Sunday, February 12, 2006

The Pressure of Valentines

Here comes one of the most dread seasons of singles out there, if it actually isn't at the top of the list... Yep, Happy Valentines... put some sarcasm into that and you probably get how I'm feeling about it.

Of the past 17 years of my existence, of all the Valentines I've had to go through, never - and I mean NEVER - was there ever a time when I felt its presence. Valentines, to me, was just an ordinary day; but to shopping malls and other business establishments (more so, with flower boutiques and chocolate factories), this was (or should I say IS) their lucky day. Entrepreneurs take advantage of this "special" day, as they certainly see it as a chance to see their business in BOOM.

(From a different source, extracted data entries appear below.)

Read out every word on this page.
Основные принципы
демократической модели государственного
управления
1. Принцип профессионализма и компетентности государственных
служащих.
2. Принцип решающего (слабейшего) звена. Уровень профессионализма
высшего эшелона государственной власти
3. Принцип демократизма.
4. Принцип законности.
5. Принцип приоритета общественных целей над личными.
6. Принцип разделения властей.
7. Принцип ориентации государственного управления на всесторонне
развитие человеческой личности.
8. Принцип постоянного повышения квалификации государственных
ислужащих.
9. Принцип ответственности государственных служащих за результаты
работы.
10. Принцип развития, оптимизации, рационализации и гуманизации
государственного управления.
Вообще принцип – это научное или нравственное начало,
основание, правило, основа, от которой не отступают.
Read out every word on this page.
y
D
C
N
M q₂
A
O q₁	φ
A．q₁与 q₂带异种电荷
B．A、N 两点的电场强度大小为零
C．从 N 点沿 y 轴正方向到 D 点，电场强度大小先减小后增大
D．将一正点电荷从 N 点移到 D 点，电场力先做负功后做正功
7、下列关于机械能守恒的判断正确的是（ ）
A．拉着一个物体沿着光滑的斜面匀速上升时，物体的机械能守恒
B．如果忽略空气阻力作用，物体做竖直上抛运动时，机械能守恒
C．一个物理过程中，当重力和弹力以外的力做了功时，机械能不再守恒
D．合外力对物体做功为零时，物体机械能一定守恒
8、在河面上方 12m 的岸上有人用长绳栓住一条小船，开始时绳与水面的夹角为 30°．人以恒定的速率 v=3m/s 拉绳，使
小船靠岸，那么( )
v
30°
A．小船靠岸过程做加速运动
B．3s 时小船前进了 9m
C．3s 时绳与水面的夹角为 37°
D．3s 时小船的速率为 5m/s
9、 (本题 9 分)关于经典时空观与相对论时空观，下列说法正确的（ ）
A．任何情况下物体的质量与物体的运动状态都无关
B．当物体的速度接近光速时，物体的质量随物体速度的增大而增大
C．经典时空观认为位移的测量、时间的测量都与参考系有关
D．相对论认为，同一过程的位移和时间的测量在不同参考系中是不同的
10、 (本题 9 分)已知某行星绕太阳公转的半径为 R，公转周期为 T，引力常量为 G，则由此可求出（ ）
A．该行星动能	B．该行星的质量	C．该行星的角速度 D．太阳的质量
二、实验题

It was not until last night that I felt the pressure of being solo. A friend of mine asked me to tell something about my so-called "love life", as we were going home from our usual Saturday night practice. She seemed so surprised to find out that I had nothing to say about it, since there was none. I'm a loyal member of the NBSB (No Boyfriend Since Birth) Society, and I don't get why people don't believe me when I say this for the umpteenth time! Going back, the drive home suddenly seemed like a job interview for possible "applicants", I was asked what qualifications my guy should have and so I mentioned the things I look for - maturity (as in those around 10 years OLDER than I), religiousness, humor (someone who loves a good laugh), musically-inclined, and most of all, mabait (ung tipong hindi mainitin ang ulo)... and VOILA! Now, it seemed that some matchmaking was being done! nice...this was the exact time I felt the pressure to find someone... but still, I refuse to, and decide to stick to my belief that the right person would come in time, in God's time. I fully entrust my life to Him. I know He wants me to have the best - and that I'll have in His own time.